Spencer, 32, of Arlington, Va., was declared dead at 11:13 p.m. EDT, less than half an hour after the U.S. Supreme Court denied his request for a stay of execution.
Spencer became the first person to die based on DNA evidence. He also was the first capital murder suspect to be convicted based on genetic evidence.
Spencer's attorneys, through a series of appeals in state and federal courts, attempted to have the DNA tests redone, claiming at the time Spencer was convicted in 1988, the methods were experimental and unreliable.
Three criminal laboratories, however, concluded that semen discovered at the crime scenes came from Spencer. They testified there was 1 in 705 million chance that the semen came from someone other than Spencer.
'This was a DNA identification case,' said William H. Parcell III, assistant commonwealth's attorney in Richmond. 'If it hadn't been for DNA, we'd have never gotten the convictions.'
Spencer was sentenced to die for each of the four cases in which he was convicted.
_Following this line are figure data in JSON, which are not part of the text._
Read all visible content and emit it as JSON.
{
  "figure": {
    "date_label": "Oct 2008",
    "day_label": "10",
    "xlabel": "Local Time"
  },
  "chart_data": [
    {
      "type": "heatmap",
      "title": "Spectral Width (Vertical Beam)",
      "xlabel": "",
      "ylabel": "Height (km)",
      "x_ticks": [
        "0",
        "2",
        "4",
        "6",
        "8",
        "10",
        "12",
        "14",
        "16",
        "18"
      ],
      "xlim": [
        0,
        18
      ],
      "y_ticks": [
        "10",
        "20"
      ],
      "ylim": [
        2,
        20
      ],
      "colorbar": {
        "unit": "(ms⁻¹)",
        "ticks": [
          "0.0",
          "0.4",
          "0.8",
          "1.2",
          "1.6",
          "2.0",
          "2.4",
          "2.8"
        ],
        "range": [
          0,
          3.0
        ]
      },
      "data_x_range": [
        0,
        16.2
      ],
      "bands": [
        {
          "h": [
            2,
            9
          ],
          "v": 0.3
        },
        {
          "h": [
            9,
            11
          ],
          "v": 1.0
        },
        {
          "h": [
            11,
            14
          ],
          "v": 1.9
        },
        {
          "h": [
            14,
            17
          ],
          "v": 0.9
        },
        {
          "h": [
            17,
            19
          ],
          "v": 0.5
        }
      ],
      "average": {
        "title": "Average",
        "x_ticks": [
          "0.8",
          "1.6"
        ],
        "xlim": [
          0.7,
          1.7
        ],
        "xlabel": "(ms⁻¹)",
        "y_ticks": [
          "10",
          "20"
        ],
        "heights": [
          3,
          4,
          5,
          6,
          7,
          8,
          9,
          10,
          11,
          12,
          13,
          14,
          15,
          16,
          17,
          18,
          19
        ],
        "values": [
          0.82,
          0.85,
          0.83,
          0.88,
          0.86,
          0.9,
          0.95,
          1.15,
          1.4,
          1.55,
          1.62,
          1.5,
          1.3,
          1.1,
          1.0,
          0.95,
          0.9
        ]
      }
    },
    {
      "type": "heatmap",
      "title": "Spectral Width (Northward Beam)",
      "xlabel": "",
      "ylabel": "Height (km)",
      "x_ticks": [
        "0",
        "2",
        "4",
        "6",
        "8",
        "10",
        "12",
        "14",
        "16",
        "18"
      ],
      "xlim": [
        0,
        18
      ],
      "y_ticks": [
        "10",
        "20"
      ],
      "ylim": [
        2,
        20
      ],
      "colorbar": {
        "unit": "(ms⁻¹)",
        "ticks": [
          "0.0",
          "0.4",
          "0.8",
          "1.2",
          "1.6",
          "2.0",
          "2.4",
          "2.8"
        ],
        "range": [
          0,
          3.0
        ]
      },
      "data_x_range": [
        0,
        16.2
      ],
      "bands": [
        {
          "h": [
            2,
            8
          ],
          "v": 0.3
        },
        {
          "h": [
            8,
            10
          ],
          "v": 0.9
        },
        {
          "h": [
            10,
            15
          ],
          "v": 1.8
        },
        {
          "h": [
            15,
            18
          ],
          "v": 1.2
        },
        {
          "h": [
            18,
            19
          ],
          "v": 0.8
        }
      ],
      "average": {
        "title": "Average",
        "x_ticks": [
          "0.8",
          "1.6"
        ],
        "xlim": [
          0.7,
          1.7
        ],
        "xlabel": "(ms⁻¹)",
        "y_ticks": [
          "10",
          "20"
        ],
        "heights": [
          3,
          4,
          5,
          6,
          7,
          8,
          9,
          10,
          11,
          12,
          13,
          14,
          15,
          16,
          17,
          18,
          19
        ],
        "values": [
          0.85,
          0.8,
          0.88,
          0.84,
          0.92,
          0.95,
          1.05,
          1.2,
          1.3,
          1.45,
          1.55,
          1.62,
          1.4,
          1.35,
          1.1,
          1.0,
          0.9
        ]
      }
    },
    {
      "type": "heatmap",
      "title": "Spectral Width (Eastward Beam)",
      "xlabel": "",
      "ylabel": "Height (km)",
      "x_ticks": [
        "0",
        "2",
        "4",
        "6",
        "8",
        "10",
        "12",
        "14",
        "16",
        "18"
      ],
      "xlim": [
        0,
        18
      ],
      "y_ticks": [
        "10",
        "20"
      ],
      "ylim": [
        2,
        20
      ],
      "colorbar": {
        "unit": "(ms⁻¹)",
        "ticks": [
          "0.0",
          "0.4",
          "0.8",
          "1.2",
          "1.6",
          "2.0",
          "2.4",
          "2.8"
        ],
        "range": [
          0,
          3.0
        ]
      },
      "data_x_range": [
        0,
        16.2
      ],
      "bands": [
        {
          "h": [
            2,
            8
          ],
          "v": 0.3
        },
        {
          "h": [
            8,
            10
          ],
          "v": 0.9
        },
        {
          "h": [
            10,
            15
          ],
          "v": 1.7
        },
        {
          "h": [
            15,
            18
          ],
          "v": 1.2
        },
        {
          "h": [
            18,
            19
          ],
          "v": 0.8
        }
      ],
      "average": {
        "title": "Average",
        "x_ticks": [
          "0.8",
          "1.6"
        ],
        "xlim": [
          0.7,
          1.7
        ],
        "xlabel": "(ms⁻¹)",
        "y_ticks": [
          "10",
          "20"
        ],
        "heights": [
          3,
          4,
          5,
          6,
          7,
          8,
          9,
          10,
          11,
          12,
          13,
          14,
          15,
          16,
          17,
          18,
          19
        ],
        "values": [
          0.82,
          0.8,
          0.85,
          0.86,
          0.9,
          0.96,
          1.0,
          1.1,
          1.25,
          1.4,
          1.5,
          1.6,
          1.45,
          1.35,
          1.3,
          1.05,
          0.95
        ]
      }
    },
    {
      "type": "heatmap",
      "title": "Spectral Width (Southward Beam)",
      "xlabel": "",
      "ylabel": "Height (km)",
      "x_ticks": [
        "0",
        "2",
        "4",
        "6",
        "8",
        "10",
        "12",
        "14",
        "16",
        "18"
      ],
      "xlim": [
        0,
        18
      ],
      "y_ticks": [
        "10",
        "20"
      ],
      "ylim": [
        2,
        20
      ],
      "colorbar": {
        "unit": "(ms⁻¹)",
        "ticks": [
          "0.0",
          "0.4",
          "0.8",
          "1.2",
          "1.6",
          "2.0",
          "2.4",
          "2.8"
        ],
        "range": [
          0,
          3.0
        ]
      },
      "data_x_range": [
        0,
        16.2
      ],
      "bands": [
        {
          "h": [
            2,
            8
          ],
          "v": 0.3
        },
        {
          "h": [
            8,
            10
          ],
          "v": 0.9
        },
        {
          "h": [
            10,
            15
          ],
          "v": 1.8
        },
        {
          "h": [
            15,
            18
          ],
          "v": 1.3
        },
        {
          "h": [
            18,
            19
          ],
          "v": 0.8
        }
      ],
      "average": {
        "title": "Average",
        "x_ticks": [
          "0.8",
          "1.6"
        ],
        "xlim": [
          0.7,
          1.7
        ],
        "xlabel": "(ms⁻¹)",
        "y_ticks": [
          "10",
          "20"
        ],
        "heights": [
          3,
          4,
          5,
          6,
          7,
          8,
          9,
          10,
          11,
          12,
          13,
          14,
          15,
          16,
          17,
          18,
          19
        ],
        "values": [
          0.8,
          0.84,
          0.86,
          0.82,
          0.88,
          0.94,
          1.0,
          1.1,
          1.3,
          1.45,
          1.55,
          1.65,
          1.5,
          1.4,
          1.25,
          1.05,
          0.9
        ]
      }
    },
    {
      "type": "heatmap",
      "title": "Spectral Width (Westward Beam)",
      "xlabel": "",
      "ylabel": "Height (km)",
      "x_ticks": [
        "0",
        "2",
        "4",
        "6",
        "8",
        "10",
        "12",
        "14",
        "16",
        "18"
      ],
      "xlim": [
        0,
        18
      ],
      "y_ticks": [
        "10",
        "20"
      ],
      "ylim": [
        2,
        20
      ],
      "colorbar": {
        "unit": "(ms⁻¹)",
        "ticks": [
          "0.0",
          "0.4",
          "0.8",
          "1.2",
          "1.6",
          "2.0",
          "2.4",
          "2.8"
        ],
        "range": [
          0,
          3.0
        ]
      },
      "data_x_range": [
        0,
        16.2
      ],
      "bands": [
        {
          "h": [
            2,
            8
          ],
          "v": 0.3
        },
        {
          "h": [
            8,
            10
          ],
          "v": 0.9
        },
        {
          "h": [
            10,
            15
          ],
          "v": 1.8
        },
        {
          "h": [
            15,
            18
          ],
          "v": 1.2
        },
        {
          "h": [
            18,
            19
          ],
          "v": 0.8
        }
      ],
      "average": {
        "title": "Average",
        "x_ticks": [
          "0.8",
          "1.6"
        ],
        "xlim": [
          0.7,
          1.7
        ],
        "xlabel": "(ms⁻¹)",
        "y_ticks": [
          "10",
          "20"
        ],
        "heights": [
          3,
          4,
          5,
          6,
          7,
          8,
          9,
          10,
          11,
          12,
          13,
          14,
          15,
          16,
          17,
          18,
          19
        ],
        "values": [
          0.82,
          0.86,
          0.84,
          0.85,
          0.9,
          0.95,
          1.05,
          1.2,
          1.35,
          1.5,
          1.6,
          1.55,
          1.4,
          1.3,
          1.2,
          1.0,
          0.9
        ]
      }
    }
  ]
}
Debbie Davis, 35, was the first of three women murdered during break- ins in Richmond. At the time of her death on Sept. 18, 1987, Spencer was living in a prison halfway house.
Dr. Susan Hellams, 32, was killed Oct. 2, and Diane Cho, 15, was murdered Nov. 22, during the crime spree in Richmond.
Spencer was arrested after the Nov. 28 murder of Susan Tucker, 44, of Arlington.